If there are conditions on t2, they must go in the join condition; if you put them in the WHERE clause the outer join will become in inner and you will get no results.

CodePudding user response:

NOT EXISTS is the straight-forward approach to do this. You can use NOT IN instead, but must make sure that you don't select any nulls in the subquery:

SELECT *
FROM employees e
WHERE e.age >= 30
AND e.name NOT IN (SELECT m.name FROM managers);

You can also write this as an anti join. This is considered less readable, because this is not how you'd express the task in human language. I.e. you could say "Give me the employees that are not in the managers group" or "give me the employees for which not exists an entry in the managers group", but you would hardly say "give me the employees that I would get if I marked all employees with their manager assignment and then remove the employees that are marked manager." But this is essentially how it is written. (It is a form of writing the query that is particularily used with young DBMS where the developers put much effort into joins and neglected the EXISTS clause so far and you run into performance issues.)

SELECT e.*
FROM employees e
LEFT OUTER JOIN managers m ON m.name = e.name
WHERE e.age >= 30
AND m.name IS NULL;

CodePudding user response:

As far as i understand your question, if you want to avoid using COUNT as well, you can use LEFT JOIN and check for NULL values in the joined table.

SELECT t1.*
FROM t1
LEFT JOIN t2 ON NOT condition1
WHERE t2.id IS NULL AND condition2;

So this way you perform a LEFT JOIN on t1 and t2 using the condition1. Then, you check for NULL values in t2.id (assuming id is a non-nullable column in t2) to find the rows in t1 that do not have a corresponding match in t2, satisfying the NOT EXISTS condition. Finally, you apply condition2 to further filter the results. Hope this helps answer your question.

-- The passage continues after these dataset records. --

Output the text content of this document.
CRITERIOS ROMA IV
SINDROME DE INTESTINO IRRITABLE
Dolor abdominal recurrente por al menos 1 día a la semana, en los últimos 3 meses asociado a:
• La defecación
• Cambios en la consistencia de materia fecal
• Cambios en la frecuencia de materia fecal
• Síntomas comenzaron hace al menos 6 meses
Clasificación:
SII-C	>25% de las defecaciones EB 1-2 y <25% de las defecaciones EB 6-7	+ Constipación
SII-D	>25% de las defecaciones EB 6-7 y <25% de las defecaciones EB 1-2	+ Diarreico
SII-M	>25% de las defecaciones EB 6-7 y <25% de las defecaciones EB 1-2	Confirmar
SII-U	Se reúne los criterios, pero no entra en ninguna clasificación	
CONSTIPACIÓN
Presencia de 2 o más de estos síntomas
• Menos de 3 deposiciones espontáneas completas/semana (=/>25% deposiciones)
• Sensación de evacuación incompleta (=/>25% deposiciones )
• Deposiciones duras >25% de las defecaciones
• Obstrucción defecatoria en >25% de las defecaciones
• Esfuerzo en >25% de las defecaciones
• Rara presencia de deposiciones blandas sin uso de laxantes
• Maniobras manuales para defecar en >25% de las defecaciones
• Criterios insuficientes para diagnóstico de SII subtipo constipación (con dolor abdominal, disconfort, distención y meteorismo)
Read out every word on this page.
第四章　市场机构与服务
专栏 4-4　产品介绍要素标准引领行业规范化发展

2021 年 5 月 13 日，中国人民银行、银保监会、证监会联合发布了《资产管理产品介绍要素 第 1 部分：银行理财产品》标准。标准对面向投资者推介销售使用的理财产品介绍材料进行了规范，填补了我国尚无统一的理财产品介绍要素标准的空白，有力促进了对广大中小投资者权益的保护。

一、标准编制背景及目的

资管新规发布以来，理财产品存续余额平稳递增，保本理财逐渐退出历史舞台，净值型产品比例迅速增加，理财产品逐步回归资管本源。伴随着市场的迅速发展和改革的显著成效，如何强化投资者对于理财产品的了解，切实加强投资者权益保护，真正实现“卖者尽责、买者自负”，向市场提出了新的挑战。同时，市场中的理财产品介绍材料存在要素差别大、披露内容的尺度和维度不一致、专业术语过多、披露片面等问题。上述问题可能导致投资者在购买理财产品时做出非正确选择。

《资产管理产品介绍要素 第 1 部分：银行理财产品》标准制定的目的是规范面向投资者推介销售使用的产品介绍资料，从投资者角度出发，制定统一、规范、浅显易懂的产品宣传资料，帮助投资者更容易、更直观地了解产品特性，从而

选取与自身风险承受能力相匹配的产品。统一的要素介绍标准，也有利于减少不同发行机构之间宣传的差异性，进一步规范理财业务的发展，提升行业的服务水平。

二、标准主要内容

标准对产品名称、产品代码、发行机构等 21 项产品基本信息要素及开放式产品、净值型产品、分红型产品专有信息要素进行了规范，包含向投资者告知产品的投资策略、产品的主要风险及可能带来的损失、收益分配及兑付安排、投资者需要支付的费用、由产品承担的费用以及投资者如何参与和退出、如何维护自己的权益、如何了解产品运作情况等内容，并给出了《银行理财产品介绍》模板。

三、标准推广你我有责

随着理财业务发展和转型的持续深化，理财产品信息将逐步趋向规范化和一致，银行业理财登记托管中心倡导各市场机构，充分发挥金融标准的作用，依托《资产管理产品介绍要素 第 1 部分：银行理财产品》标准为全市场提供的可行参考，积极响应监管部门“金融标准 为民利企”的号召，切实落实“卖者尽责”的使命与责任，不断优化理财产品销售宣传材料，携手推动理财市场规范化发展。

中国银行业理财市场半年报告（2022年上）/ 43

CodePudding user response:

SELECT
  *
FROM employees
LEFT JOIN managers ON managers.name=employees.name
WHERE managers.name IS NULL

The principle is to left join the base table with the search table, the one you would otherwise apply the NOT EXISTS predicate on, and finally filtering on the join column of the search table being NULL. I would have expected the query to be self-explanatory.